The Red Rose Girls: An Uncommon Story of Art and Love., Elizabeth Shippen Green , and Violet Oakley
USA Today (Society for the Advancement of Education), May, 2004
"... In order to be viewed as serious professional artists, these women chose to forego the very domestic life they so romantically portrayed. "
TWENTY-THREE YEARS before American women won the right to vote in national elections, illustrators Jessie Willcox Smith (1863-1935), Elizabeth Shippen Green (1871-1954), and Violet Oakley (1874-1961) established a unique communal household based on professional cooperation and personal affection. The three artists met in 1897 when they were all studying with Howard Pyle, the nation's most celebrated illustrator. It was Pyle who noted a similarity in the work of Smith and Oakley and recommended that they collaborate on a professional assignment. To expedite the project, Smith moved into Oakley's studio in downtown Philadelphia. Green soon joined them.
The tale of the Red Rose Girls is set against the backdrop of late-Victorian-era mores and the emerging women's rights movement. The trio were professional artists at a time when it was more common for women to take art classes as a symbol of social accomplishment rather than as a serious endeavor. They studied at the renowned Pennsylvania Academy of Fine Arts and met as students in Pyle's illustration class at the Drexel Institute in Philadelphia.
Pyle provided specialized training in the practical and aesthetic aspects of illustration, encouraging his female students to take their careers seriously. This was unusual for the time, as they were prohibited from studying life drawing in most art schools and typically studied art in segregated classes. Only those who were extremely determined made their way in the male-dominated art world. Illustration, however, was considered an acceptable career for women because the creation of images for children's books and the newly burgeoning field of magazines were deemed an extension of women's "natural" talents for decorating and child rearing.

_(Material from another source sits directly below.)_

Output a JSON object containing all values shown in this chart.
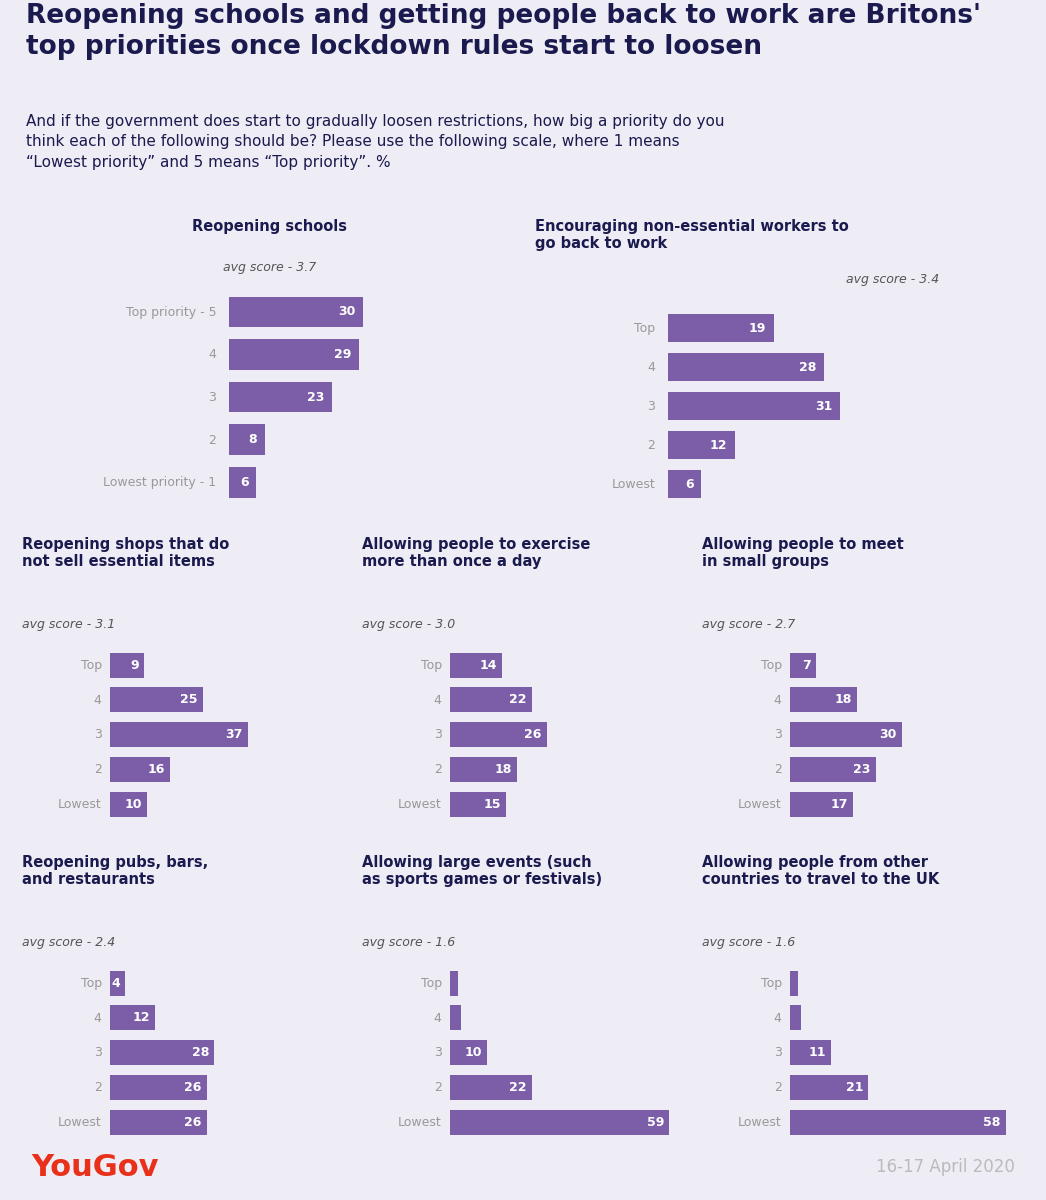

In 1901, Smith, Green, and Oakley established a home and studio in the picturesque Red Rose Inn on Philadelphia's venerable Main Line. There, they frequently posed for one another, offered sympathetic, constructive criticism, and enjoyed an easy exchange of ideas. Their delightful paintings and drawings celebrated the joys of domestic life in secure and happy images that fed the fantasies and aspirations of middle class society.
"These women were considered the most influential artists of American domestic life at the turn of the 20th century. Celebrated in their day, their poetic, idealized images still prevail as archetypes of motherhood and childhood a century later," says Laurie Norton Moffatt, director of the Norman Rockwell Museum.
Faced with the daunting prospect of managing their new property, however, they enlisted the help of their friend Henrietta Cozens, who had no artistic ambition but was eager to shoulder the domestic responsibilities. Nevertheless, the financial obligations of maintaining the household were considerable and necessitated a binding commitment. So the four women made a heartfelt promise to stay together forever. They adopted a common surname, christening themselves the Cogs family--C for Cozens, O for Oakley, G for Green, and S for Smith. Pyle called them the Red Rose Girls.
Ironically, in order to be viewed as serious professional artists, these women chose to forego the very domestic life they so romantically portrayed. Committed to remaining single and childless, they made a home together and relied on the support and domestic work of Cozens to sustain their prolific careers. Exhibition curator Alice Carter notes, "In her 1929 essay, 'A Room of One's Own,' Virginia Woolf discussed why women authors failed to excel and devised a formula to rectify the situation. Women could achieve eminence, she contended, if given equal educational opportunity, financial independence, and privacy. Had ... Woolf known about these three intrepid American illustrators, she might have revised her specifications to include the opportunity to collaborate."
Their unconventional alliance enabled Smith, Green, and Oakley to establish national reputations as artists, while maintaining both the punishing work schedule necessary in a competitive field and the genteel lifestyle that was the hallmark of a successful woman in the early 20th century.
Smith and Green were among the most renowned illustrators of their time, creating unforgettable imagery for children's books and the period's trend-setting periodicals, including Scribner's, Collier's, and Harper's Monthly Magazine. Smith, who was famous for her heartfelt depictions of mothers and children, executed nearly 200 covers for Good Housekeeping, and her exquisite representations of children in Charles Kingsley's Water Babies and Robert Louis Stevenson's A Child's Garden of Verses continue to be well known. Oakley was a painter, muralist, and stained glass artist of national reputation. She was awarded the gold Medal of Honor by the Pennsylvania Academy in 1905 and was among the first American women to be granted important public commissions, including a series of heroic murals for the Pennsylvania State Capitol.